Bisnis.com, JAKARTA - Mata uang Garuda kembali mendapatkan momentum untuk menunjukkan keperkasaannya melawan dolar AS, dengan berhasil menembus ke bawah level psikologis Rp14.000 dan jauh memimpin penguatan mata uang kelompok Asia.
Berdassarkan data Bloomberg, pada perdagangan Senin (15/7/2019), rupiah berhasil ditutup menguat 0,63% atau 88 poin menjadi Rp13.920. Pada pertengahan perdagangan, rupiah sempat menyentuh level Rp13.885 per dolar AS.
Adapun, rupiah berhasil menjadi mata uang dengan kinerja penguatan terbaik di Asia, mengalahkan rupee dan baht yang masing-masing hanya menguat 0,16% dan 0,15% terhadap dolar AS.
Sepanjang tahun berjalan, rupiah masih bertahan di jalur hijau dengan menguat 3,37%, berada di posisi kedua dari keseluruhan kinerja mata uang Asia. Rupiah kalah melawan baht yang mampu menguat 4,72% secara year to date.
Direktur Utama PT Garuda Berjangka Ibrahim mengatakan bahwa penguatan rupiah yang cukup signifikan kali ini didukung oleh surplusnya neraca perdagangan dalam negeri.
Badan Pusat Statistik mencatat nilai ekspor Juni 2019 mencapai US$11,78 miliar, turun 8,98% dibandingkan dengan periode yang sama tahun lalu. Walaupun demikian, nilai impor Juni 2019 mencapai US$11,58 miliar sehingga neraca perdagangan Juni 2019 berhasil surplus sebesar US$200 juta.
Baca Juga
"Meski surplus tidak sesuai dengan ekspektasi para analis yaitu sebesar US$516 juta, tetapi data tersebut masih cukup baik, ini akan menjadi sinyal positif bagi pencapaian PDB Indonesia untuk kuartal kedua tahun ini, juga membantu rupiah memiliki proyeksi yang lebih baik," papar Ibrahim kepada Bisnis.com, Senin (15/7/2019).
Selain itu, dengan pencapaian neraca perdagangan kali ini dapat mendorong harapan pasar bahwa Bank Indonesia akhirnya akan menurunkan suku bunga acuan sebesar 25 basis poin.
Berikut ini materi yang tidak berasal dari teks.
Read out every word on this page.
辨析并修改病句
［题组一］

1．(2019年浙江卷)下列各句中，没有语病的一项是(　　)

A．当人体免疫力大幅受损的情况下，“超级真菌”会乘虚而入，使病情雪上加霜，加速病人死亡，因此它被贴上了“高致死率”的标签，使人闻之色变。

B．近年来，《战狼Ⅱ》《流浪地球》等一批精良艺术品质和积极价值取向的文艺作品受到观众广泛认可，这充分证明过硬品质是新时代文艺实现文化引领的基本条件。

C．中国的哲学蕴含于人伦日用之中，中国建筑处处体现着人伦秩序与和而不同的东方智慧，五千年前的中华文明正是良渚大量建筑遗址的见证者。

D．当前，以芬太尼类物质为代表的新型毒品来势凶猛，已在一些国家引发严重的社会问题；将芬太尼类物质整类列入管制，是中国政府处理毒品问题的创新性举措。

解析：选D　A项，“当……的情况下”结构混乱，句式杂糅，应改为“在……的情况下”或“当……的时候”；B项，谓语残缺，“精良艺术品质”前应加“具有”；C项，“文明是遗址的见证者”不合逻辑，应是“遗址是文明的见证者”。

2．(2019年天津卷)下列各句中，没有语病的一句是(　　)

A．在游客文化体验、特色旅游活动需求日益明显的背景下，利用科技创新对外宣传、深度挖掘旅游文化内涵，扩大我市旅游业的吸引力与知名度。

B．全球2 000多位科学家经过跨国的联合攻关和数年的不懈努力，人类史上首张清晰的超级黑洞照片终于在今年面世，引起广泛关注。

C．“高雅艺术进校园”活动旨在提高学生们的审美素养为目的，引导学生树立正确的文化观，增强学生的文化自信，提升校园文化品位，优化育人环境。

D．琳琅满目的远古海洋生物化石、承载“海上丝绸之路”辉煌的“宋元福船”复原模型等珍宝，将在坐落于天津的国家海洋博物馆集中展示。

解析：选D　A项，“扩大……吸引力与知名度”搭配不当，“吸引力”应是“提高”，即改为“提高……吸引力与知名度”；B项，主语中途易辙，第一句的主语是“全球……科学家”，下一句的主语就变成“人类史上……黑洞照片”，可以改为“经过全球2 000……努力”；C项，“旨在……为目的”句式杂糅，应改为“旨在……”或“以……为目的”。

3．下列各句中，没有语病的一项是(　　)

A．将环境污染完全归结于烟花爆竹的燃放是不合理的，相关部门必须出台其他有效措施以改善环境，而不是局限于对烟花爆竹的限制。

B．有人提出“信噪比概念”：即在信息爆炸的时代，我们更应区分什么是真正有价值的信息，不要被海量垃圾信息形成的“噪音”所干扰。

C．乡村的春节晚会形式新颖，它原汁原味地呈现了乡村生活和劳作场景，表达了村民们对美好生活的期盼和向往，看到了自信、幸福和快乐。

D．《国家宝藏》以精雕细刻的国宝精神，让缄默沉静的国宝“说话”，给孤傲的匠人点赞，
Ibrahim memprediksi rupiah kembali diperdagangkan menguat dengan sentimen dalam negeri yang masih akan menjadi katalis positif di kisaran Rp13.870 per dolar AS hingga Rp13.895 per dolar AS pada perdagangan Selasa (16/7/2019).
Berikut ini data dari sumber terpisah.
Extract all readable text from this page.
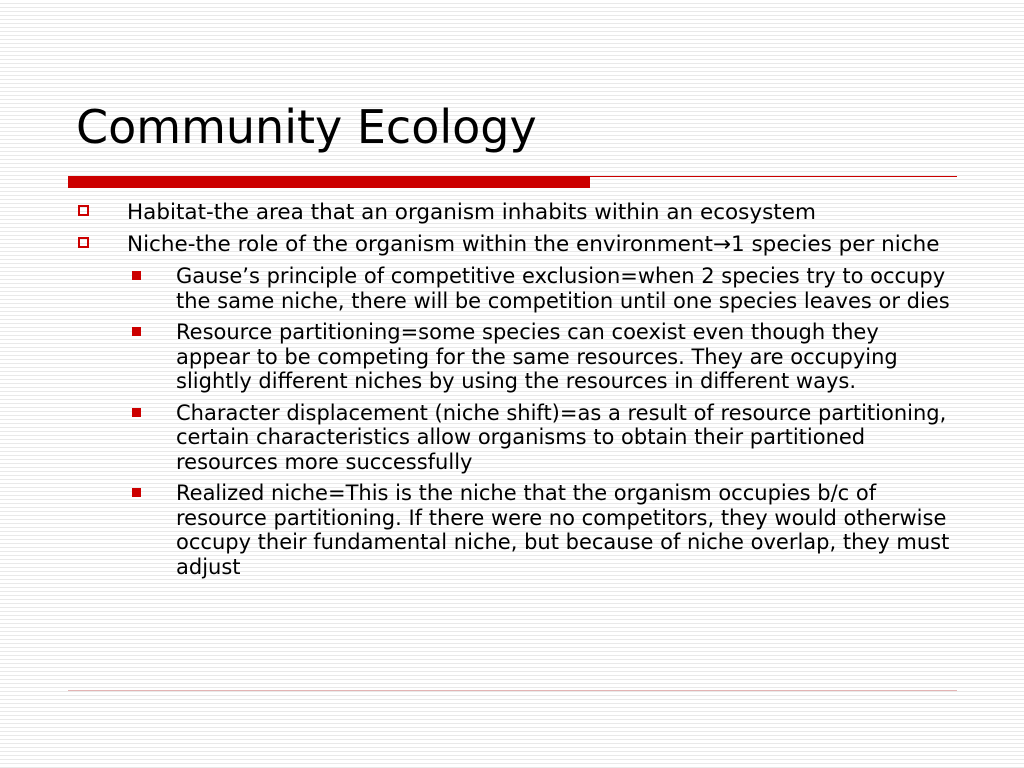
Community Ecology
Habitat-the area that an organism inhabits within an ecosystem
Niche-the role of the organism within the environment→1 species per niche
Gause’s principle of competitive exclusion=when 2 species try to occupy the same niche, there will be competition until one species leaves or dies
Resource partitioning=some species can coexist even though they appear to be competing for the same resources. They are occupying slightly different niches by using the resources in different ways.
Character displacement (niche shift)=as a result of resource partitioning, certain characteristics allow organisms to obtain their partitioned resources more successfully
Realized niche=This is the niche that the organism occupies b/c of resource partitioning. If there were no competitors, they would otherwise occupy their fundamental niche, but because of niche overlap, they must adjust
Sementara itu, Analis PT Asia Trade Point Futures Deddy Yusuf Siregar mengatakan bahwa pasar sangat merespons positif adanya surplusnya neraca perdagangan dalam negeri sehingga mendorong penguatan rupiah.
Walaupun demikian, rupiah cenderung rawan terkoreksi akibat aksi profit taking dan data ekonomi AS yang akan dirilis pekan ini dapat membawa dolar kembali menguat. Tercatat, indeks dolar AS yang mengukur kekuatan greenback di hadapan sekaranjang mata uang mayor lainnya bergerak stabil di level 96,818.
"Jika data retail sales tidak menunjukan kinerja positif, rupiah sampai saat ini masih akan aman di zona hijau, tetapi perhatikan level support Rp13.890. Bila level ini belum teratasi, rupiah rawan koreksi," ujar Deddy kepada Bisnis.com.